But in most cases, there’s no way to know how many graduates factored in that average, or what the average salary was for a graduate working in a firm of 500 or more attorneys versus one in business or public service.
That may change soon. Following months of discussion, a committee reviewing the American Bar Association’s law school accreditation standards has agreed upon changes in the way law schools report graduate employment and salaries.
If approved by the ABA’s Council of the Section of Legal Education and Admissions to the Bar in March, the changes would represent the most dramatic step to date toward improving law school consumer information.
“My instinct is that they’re really going to like our recommendations,” said Jeffrey Lewis, a professor at Saint Louis University School of Law and chairman of the standards review committee. “They emphasize the importance of complete, accurate information.”
The committee settled upon the changes to Standard 509 — pertaining to employment data — during a two-day meeting in Washington on Jan. 14 and 15.
The changes largely mimic modifications adopted in December by a separate committee that drafts the annual questionnaires schools fill out so the ABA can ensure they still meet accreditation standards, but would go further. Individual schools would have to report 25th, 50th and 75th percentile salary figures for graduates in jobs requiring a juris doctor degree; jobs in which a J.D. is preferred; jobs in other professions; and nonprofessional jobs. The salary breakdowns would have to be provided for 15 job categories, including solo practitioner, government attorney, public interest work and academic.
Law schools would post these data on their Web sites for at least three years. Thus, prospective law students would have much more detailed information about different types of jobs and the salaries they pay, and would have an apples-to-apples comparison between different schools.

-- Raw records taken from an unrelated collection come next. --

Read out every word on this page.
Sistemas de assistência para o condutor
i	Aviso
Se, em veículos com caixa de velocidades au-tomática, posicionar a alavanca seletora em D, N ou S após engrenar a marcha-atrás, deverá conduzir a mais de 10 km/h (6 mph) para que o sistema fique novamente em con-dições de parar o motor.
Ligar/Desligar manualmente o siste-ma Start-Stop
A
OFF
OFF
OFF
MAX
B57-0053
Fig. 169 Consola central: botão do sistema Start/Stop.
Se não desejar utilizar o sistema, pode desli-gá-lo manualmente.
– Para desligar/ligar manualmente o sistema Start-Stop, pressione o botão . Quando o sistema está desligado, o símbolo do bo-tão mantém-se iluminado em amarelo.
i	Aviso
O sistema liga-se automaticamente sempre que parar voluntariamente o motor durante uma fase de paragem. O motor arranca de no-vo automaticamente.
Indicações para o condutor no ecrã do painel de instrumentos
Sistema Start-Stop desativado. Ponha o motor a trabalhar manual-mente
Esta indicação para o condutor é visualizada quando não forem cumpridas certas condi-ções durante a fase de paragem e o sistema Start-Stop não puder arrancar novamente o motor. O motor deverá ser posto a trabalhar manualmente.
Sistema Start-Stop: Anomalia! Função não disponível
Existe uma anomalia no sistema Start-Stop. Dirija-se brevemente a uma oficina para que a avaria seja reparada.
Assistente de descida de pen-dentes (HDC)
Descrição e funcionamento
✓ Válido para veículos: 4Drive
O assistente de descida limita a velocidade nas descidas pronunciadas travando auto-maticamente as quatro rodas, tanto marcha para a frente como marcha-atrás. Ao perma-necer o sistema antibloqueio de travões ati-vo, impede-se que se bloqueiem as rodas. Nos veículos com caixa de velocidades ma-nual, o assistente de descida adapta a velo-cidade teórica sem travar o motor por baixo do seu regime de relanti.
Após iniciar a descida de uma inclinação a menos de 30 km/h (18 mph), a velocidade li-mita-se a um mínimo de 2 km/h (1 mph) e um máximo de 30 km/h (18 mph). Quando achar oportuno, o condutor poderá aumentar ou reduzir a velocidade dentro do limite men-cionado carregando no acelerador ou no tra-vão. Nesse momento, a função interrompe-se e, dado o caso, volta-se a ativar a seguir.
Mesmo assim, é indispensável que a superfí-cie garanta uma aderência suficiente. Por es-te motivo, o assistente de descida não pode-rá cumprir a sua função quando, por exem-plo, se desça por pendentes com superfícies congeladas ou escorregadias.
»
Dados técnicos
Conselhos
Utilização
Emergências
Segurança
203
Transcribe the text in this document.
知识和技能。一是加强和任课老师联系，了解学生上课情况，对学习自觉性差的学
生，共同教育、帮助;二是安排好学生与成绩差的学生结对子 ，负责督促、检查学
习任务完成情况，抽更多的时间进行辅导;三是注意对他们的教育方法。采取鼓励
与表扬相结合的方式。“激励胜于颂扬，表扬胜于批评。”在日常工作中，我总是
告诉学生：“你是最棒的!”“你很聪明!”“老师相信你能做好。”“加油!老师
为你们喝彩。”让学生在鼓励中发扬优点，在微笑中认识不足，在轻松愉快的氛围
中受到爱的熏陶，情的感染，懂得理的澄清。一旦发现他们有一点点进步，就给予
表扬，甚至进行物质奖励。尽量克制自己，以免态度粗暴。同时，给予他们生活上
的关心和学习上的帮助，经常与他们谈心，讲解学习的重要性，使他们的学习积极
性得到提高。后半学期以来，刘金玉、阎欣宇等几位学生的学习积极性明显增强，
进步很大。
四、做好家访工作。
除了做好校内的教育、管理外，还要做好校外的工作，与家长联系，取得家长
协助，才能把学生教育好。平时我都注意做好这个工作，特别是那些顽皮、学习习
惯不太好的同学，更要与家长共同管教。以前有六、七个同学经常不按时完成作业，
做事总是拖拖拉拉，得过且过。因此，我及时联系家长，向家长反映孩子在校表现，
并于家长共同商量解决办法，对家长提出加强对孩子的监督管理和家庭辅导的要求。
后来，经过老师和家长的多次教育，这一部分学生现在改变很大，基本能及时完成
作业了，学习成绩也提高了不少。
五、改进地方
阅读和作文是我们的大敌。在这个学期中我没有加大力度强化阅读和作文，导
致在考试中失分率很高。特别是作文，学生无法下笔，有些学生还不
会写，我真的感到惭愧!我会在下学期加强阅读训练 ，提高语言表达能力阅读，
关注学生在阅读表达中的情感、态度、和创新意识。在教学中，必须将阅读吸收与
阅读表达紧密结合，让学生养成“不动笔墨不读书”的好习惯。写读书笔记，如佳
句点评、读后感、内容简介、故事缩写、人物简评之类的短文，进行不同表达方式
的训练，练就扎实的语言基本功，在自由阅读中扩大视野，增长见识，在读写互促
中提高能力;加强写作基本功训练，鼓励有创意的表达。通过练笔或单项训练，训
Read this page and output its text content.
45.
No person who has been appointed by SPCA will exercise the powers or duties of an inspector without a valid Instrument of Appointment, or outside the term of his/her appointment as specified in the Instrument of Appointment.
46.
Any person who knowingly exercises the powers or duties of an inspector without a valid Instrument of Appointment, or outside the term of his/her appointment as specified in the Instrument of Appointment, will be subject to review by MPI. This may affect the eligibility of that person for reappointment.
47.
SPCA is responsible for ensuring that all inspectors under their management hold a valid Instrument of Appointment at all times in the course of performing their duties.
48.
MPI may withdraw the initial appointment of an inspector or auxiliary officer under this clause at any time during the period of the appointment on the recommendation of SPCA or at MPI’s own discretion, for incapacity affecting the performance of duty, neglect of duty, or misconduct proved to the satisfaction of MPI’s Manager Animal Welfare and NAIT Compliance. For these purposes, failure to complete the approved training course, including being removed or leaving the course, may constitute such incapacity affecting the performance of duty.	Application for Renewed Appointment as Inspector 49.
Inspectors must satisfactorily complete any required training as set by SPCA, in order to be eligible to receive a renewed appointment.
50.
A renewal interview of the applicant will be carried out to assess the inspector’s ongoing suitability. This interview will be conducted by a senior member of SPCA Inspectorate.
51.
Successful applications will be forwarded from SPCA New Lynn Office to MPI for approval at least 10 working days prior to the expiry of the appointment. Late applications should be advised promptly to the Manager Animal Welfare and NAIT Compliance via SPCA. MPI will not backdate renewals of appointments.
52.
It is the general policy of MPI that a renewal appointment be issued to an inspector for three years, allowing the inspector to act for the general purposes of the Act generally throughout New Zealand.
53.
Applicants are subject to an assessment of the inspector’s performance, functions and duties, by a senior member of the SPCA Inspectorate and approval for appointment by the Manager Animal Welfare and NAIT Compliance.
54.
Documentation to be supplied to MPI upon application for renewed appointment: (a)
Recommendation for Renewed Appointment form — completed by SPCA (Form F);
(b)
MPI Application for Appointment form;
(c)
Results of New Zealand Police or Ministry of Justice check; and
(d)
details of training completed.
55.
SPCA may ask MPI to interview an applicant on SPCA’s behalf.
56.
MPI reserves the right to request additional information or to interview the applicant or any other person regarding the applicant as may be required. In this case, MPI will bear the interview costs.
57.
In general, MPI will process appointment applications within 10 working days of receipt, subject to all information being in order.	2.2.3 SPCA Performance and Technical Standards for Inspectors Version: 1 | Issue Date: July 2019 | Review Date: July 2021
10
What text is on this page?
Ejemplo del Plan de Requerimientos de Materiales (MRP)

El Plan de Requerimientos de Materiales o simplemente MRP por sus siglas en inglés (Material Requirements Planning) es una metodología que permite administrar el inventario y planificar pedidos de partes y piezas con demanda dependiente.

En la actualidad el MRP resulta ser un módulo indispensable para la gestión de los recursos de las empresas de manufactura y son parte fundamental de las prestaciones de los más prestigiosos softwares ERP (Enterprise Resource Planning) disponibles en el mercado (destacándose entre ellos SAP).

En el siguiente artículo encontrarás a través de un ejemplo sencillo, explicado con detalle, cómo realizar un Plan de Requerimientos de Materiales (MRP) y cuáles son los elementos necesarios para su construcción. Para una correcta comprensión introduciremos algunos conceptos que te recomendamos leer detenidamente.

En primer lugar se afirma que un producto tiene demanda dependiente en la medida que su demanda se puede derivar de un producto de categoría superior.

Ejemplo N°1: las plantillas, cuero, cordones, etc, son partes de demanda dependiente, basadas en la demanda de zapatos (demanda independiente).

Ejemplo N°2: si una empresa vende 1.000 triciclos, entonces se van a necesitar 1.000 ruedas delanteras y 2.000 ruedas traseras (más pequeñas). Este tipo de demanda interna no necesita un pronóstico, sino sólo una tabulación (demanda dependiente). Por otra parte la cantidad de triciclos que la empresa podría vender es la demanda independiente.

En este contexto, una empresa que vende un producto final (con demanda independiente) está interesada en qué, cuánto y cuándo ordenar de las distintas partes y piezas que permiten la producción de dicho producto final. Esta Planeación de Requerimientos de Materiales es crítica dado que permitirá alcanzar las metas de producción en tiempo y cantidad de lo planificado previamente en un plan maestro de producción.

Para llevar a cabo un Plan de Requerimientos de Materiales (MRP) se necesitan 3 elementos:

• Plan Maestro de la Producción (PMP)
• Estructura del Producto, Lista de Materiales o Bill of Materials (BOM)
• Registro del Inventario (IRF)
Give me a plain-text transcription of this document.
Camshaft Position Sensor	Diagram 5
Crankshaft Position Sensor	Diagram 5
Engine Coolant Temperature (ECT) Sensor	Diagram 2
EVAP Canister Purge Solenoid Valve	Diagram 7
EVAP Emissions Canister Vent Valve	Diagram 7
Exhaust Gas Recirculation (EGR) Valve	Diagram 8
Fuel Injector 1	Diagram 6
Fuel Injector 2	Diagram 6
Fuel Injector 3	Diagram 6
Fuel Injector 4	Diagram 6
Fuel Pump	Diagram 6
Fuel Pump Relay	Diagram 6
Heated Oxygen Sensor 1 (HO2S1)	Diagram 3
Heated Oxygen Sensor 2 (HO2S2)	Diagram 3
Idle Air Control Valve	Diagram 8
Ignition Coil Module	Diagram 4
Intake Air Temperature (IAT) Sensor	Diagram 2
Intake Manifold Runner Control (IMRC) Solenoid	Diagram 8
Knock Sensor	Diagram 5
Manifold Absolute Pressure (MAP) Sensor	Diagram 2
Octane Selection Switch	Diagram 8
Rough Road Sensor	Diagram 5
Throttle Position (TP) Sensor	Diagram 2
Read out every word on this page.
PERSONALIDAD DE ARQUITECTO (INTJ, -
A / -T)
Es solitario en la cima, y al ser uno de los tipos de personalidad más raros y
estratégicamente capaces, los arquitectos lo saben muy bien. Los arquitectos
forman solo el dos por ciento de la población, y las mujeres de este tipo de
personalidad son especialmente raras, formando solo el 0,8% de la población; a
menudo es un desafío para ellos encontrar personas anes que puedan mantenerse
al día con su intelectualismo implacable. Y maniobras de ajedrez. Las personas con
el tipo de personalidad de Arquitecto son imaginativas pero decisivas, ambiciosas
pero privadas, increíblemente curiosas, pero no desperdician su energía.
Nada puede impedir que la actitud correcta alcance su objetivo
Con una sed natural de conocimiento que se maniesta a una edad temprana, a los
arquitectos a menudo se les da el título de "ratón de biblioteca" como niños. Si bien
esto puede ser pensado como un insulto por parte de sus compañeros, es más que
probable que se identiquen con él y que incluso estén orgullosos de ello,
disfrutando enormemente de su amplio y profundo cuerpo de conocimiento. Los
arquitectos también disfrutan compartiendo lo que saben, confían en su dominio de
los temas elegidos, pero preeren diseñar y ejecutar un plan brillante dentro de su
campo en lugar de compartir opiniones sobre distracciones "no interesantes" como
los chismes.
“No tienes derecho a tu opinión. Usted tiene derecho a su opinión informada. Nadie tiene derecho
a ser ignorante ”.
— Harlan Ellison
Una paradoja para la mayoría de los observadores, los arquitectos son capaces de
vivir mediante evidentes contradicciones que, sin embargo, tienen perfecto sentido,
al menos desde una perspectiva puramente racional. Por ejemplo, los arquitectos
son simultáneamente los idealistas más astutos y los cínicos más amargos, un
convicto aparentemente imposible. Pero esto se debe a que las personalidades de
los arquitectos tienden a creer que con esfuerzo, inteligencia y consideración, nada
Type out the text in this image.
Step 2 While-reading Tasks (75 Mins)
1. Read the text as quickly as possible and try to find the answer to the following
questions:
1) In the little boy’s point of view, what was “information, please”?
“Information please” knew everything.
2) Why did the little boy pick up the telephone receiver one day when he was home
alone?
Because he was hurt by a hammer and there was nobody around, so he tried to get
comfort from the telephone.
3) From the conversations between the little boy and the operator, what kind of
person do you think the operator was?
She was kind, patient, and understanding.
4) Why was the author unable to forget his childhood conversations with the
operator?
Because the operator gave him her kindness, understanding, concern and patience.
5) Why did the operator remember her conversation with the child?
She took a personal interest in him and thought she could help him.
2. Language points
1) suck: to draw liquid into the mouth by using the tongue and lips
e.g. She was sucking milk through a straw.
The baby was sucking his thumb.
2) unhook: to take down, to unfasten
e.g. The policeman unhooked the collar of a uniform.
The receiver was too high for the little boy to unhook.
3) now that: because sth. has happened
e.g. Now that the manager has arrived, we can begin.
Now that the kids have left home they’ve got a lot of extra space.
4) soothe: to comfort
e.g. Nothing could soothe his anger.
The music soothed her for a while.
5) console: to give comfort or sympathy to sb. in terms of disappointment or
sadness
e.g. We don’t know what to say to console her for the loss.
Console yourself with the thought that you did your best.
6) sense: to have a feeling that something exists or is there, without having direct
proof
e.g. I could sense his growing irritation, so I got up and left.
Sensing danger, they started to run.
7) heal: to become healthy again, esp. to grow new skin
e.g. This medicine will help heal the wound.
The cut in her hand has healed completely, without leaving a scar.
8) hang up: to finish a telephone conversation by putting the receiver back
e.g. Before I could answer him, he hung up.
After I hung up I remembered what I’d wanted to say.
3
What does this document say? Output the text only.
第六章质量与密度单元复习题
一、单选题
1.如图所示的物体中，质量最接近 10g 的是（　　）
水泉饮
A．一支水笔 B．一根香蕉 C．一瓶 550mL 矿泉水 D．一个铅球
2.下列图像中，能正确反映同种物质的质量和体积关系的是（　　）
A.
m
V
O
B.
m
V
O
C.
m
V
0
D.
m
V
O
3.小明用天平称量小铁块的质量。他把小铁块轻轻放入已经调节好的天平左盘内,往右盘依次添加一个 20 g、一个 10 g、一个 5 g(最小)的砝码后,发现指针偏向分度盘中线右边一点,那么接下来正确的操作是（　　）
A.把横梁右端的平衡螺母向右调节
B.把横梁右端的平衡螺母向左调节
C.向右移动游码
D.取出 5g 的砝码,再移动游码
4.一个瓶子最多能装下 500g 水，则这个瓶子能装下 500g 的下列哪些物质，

“I’m delighted that we’re recommending [school-specific salary data] be included,” said David Yellen, dean of Loyola University Chicago School of Law and the standards review committee member who spearheaded the employment data proposal. “Up to now, students haven’t had any way to compare School A and School B in a consistent way.”
The questionnaire committee took a different approach last month, deciding to continue allowing schools to report employment figures and salary data separately, and not requiring schools to disclose their salary figures publicly. (It wants schools to report the three states in which the largest number of their graduates found jobs and plans to make job and salary information available by state, not by individual school.)
The changes recommended by the standards review committee would provide a more comprehensive picture, but still far short of reforms advocated by Law School Transparency, an organization that has been lobbying for better law school consumer information since 2009. The group has called upon schools to release salary and job information for each graduate, although names would be withheld to protect privacy.
The standards review committee never seriously considered going that far, and reaching a consensus on the actual recommendation was not easy, Yellen said. The 14-member committee debated the inclusion of school-specific salary data for several hours. “The school-specific data that we are recommending is the right thing to do,” he said. “But it’s still not perfect data.”
He noted that in general, only 41 percent of law graduates report their salaries, so the published numbers likely would still be based on a relatively small number of graduates.
The standards review committee recommended several additional changes to Standard 509:
• Law schools would have to report the number of graduates upon which their published salary figures are based.
• Law schools must stipulate whether graduates are in long-term or short-term positions, or in jobs funded by the school.
• Law schools must report on their Web sites the retention rates for conditional scholarships and provide that information when offering those scholarships.
The standards review committee took a stance — both symbolic and actual — against schools that might misrepresent their consumer information data, stipulating that consumer information “shall be complete, accurate and not misleading to a reasonable law school student or applicant.” It would require schools to “use due diligence in obtaining and verifying consumer information.”
The committee recommended adding the provision of “incomplete, inaccurate or misleading consumer information” to the offenses for which a law school could be sanctioned. The ABA already has the power to levy sanctions on those grounds — as it did against Villanova University School of Law last year, after administrators inflated the Law School Admission Test scores for several classes. But explicitly spelling out the consequences of fudging data “sends a very strong message,” Lewis said.
Finally, the proposal would allow the ABA to put law schools on probation or revoke their accreditation even if they have ended objectionable behavior and begin to comply with the standards. That would better allow the ABA to punish schools that show a pattern of violations, even if they correct those violations at the last minute, Yellen said.
The Council of the Section of Legal Education and Admissions to the Bar likely will consider the recommendations during its next meeting on March 16 and 17 in Fort Lauderdale, Fla.